Но день Первого мая проходит в полном спокойствии. В стане врагов это вызывает ликование. Не знаю, чем проявляют это ликование губернатор фон Валь и его соратники — его «совет нечестивых!» — но Юзефа слыхала, как дежурный городовой на рынке похвалялся открыто, вслух:

— Ишь как врагов царевых приструнили! Всыпали им жару на подхвостницу — они и носу на улицу не кажут! Спужались!

А люди все-таки ждут… Чего?

«Каждого из вас настигнет месть!» Эти слова из прокламации все читали, и этой угрозе всем хочется верить! Из уст в уста передается фраза: «Не пройдут фон Валю даром эти розги!»

О полицейском враче Михайлове люди распускают всякие басни.

Особенным успехом пользуется рассказ, будто революционеры напали на него ночью, в пустынном месте, сильно избили, причем один из них от времени до времени будто бы считал у Михайлова пульс и говорил остальным: «Ничего, выдержит! Добавьте ему до полной порции!» Все — и те, что рассказывают, и те, что слушают этот рассказ, — знают, что это выдумка, этого не было…

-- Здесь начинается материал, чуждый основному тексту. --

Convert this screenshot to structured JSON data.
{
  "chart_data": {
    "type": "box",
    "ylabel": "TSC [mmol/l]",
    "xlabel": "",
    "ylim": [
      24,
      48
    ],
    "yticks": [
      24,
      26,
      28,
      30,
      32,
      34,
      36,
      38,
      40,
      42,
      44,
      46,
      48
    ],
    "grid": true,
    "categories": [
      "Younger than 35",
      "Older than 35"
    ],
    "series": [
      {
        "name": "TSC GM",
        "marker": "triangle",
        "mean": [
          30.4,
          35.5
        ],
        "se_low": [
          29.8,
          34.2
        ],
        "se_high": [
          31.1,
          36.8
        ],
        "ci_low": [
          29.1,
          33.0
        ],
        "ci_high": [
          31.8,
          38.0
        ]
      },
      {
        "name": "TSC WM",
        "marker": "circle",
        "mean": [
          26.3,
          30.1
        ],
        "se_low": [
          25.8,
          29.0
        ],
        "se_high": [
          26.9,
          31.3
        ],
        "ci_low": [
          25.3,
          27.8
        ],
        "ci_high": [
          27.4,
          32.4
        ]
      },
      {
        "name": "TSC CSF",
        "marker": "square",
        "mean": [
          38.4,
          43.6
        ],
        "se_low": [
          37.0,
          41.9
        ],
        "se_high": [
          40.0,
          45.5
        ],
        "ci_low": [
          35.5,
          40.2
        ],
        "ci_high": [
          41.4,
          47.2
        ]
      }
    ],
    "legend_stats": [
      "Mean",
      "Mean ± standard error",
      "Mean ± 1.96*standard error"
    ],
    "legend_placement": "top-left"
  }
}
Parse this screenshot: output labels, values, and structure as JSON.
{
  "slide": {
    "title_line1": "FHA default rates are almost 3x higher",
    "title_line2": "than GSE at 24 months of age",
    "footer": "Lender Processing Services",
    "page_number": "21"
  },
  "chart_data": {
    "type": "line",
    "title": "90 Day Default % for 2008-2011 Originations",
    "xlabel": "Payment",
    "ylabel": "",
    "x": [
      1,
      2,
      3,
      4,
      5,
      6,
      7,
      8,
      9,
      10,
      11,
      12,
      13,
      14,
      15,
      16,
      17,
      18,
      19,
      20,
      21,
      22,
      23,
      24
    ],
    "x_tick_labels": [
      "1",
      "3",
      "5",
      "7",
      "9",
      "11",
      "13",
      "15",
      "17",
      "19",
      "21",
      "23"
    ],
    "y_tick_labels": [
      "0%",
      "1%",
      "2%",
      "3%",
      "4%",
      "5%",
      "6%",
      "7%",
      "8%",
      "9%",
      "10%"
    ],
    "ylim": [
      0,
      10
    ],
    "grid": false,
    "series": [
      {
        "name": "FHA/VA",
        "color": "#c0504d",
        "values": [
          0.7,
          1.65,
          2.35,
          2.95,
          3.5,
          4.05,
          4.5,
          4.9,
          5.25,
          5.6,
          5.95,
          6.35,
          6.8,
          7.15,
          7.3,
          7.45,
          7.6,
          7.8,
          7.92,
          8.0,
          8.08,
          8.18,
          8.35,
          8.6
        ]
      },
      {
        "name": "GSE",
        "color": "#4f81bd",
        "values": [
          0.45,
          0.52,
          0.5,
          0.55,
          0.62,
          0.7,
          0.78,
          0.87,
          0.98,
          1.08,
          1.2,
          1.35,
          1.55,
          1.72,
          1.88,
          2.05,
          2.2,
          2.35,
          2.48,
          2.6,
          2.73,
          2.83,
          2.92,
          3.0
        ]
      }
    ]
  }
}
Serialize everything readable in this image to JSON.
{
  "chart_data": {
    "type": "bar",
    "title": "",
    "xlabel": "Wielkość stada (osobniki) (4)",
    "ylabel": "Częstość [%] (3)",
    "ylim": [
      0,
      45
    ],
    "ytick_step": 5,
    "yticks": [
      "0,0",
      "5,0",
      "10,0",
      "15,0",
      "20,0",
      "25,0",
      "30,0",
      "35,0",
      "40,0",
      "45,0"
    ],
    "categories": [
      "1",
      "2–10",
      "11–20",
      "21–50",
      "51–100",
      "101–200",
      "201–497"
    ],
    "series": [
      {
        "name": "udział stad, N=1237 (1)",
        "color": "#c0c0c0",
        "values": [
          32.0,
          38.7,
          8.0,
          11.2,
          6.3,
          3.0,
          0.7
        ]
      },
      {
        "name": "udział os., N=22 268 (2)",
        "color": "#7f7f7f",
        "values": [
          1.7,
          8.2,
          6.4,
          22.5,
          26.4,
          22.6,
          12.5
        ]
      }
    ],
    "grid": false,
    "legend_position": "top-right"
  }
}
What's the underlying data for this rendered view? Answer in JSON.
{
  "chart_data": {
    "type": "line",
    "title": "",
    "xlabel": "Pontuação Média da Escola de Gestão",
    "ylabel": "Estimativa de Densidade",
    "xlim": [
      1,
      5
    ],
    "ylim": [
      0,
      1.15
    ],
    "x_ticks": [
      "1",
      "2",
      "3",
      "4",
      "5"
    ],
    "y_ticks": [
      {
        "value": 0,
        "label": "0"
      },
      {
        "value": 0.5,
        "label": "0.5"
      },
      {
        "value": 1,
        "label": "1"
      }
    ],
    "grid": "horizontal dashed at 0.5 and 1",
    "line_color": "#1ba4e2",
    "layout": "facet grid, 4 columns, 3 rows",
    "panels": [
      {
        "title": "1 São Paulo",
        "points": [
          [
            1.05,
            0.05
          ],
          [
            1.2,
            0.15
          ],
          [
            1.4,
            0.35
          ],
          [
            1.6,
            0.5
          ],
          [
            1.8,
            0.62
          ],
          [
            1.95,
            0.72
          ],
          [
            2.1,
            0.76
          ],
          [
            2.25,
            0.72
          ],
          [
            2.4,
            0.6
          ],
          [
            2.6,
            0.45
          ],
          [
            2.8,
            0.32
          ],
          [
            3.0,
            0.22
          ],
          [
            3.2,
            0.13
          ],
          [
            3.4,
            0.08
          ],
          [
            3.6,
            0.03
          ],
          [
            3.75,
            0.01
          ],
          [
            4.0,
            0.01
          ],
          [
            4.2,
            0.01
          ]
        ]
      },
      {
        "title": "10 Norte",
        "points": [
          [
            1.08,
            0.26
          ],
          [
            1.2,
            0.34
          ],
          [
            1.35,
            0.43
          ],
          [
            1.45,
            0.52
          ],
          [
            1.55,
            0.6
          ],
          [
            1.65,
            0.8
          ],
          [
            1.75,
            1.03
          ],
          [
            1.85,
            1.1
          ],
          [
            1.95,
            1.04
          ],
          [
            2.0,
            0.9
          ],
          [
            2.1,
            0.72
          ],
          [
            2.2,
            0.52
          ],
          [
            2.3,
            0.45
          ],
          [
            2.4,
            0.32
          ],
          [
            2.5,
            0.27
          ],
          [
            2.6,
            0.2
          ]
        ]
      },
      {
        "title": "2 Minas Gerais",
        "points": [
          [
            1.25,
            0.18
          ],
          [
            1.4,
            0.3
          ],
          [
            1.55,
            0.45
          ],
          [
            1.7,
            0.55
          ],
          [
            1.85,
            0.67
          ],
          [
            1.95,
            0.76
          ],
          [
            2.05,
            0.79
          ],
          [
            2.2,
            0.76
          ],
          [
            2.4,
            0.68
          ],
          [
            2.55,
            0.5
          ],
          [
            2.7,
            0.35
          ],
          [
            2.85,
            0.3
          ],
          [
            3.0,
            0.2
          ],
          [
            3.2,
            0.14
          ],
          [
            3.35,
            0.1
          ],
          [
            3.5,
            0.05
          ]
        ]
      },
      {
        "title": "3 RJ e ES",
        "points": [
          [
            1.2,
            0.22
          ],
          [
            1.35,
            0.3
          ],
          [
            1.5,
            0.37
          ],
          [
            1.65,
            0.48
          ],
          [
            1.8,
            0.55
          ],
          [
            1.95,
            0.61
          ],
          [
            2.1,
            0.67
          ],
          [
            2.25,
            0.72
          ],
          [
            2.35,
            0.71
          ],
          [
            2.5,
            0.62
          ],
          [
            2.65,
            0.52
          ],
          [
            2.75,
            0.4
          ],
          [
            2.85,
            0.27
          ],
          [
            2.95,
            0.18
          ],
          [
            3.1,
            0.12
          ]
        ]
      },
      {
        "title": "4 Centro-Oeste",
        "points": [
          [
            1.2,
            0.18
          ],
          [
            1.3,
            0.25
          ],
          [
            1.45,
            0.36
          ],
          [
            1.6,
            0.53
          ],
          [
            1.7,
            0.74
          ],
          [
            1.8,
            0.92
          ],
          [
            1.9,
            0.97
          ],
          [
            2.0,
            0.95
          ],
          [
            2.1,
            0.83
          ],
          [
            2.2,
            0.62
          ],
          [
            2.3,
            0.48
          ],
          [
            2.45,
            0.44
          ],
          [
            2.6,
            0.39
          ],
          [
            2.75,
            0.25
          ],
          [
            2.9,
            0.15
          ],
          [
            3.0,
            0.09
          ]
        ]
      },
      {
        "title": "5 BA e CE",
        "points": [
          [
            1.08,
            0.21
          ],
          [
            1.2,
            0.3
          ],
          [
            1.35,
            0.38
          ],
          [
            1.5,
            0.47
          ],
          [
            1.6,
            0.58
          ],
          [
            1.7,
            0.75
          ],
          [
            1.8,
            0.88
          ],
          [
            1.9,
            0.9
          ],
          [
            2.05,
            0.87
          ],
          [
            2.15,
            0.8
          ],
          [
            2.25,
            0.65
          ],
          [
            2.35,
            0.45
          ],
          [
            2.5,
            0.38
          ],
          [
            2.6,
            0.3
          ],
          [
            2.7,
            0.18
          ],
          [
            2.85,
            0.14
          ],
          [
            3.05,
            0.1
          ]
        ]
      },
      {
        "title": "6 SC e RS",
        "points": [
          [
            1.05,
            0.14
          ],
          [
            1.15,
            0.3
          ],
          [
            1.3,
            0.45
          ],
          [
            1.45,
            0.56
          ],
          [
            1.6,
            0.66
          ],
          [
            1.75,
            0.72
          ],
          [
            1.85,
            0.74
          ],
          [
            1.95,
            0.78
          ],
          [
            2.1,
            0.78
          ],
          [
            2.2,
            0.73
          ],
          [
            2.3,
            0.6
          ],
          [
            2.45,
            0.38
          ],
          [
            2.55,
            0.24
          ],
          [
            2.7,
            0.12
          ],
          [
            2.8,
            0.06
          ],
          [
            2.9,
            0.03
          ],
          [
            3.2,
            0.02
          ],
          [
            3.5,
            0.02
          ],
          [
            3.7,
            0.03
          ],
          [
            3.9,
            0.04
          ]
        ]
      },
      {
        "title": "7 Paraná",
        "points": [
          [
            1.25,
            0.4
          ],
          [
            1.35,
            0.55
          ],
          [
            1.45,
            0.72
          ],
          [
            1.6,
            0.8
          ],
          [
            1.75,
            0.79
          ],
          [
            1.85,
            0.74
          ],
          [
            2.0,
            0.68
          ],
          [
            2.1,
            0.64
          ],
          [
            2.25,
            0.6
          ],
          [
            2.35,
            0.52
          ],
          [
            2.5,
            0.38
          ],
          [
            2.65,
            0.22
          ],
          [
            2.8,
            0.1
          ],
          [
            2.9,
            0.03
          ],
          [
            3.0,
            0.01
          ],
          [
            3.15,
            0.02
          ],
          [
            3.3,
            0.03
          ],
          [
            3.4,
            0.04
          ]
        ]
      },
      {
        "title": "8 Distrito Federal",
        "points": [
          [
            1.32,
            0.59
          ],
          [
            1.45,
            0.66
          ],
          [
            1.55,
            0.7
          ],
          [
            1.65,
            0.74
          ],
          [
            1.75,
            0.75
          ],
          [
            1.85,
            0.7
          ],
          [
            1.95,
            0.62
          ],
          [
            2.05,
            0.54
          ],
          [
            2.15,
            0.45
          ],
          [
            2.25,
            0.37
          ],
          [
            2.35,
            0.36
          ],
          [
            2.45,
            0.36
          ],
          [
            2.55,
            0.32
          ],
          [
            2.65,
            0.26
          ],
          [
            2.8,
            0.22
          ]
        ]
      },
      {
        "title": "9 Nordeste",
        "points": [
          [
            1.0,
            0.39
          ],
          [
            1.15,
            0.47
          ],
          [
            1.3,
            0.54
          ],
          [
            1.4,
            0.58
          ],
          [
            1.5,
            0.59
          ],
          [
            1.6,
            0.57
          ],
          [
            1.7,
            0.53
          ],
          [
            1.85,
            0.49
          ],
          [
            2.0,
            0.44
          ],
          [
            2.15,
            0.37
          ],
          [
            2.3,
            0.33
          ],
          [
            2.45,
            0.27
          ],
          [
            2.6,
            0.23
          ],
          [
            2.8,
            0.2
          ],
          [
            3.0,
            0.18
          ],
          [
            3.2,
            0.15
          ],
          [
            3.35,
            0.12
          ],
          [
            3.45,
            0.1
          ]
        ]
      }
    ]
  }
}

Но какое удорольствие и рассказывать про это и слушать!

Упорно держится слух, будто в Петербург доложено о событиях и настроениях в нашем городе:

«Здесь создана группа из поляков и евреев — их человек 8 — 10, они вооружены револьверами и кинжалами, следят за фон Валем…»

Никто не знает, правда это или нет, но это может быть правдой, — это тоже радует людей!

Такая накаленная атмосфера выматывает душу хуже, чем болезнь, хуже, чем случившаяся уже беда. А нас, выпускных, это угнетает и отупляет больше, чем экзамены.

— Ну что вы все ходите, как в воду опущенные?! — сердится папа. — Сегодня воскресенье — ступайте куда-нибудь! Хотя бы в цирк, что ли. Эх, стыдно сказать — десять лет собираюсь я в цирк и не могу: больные не пускают!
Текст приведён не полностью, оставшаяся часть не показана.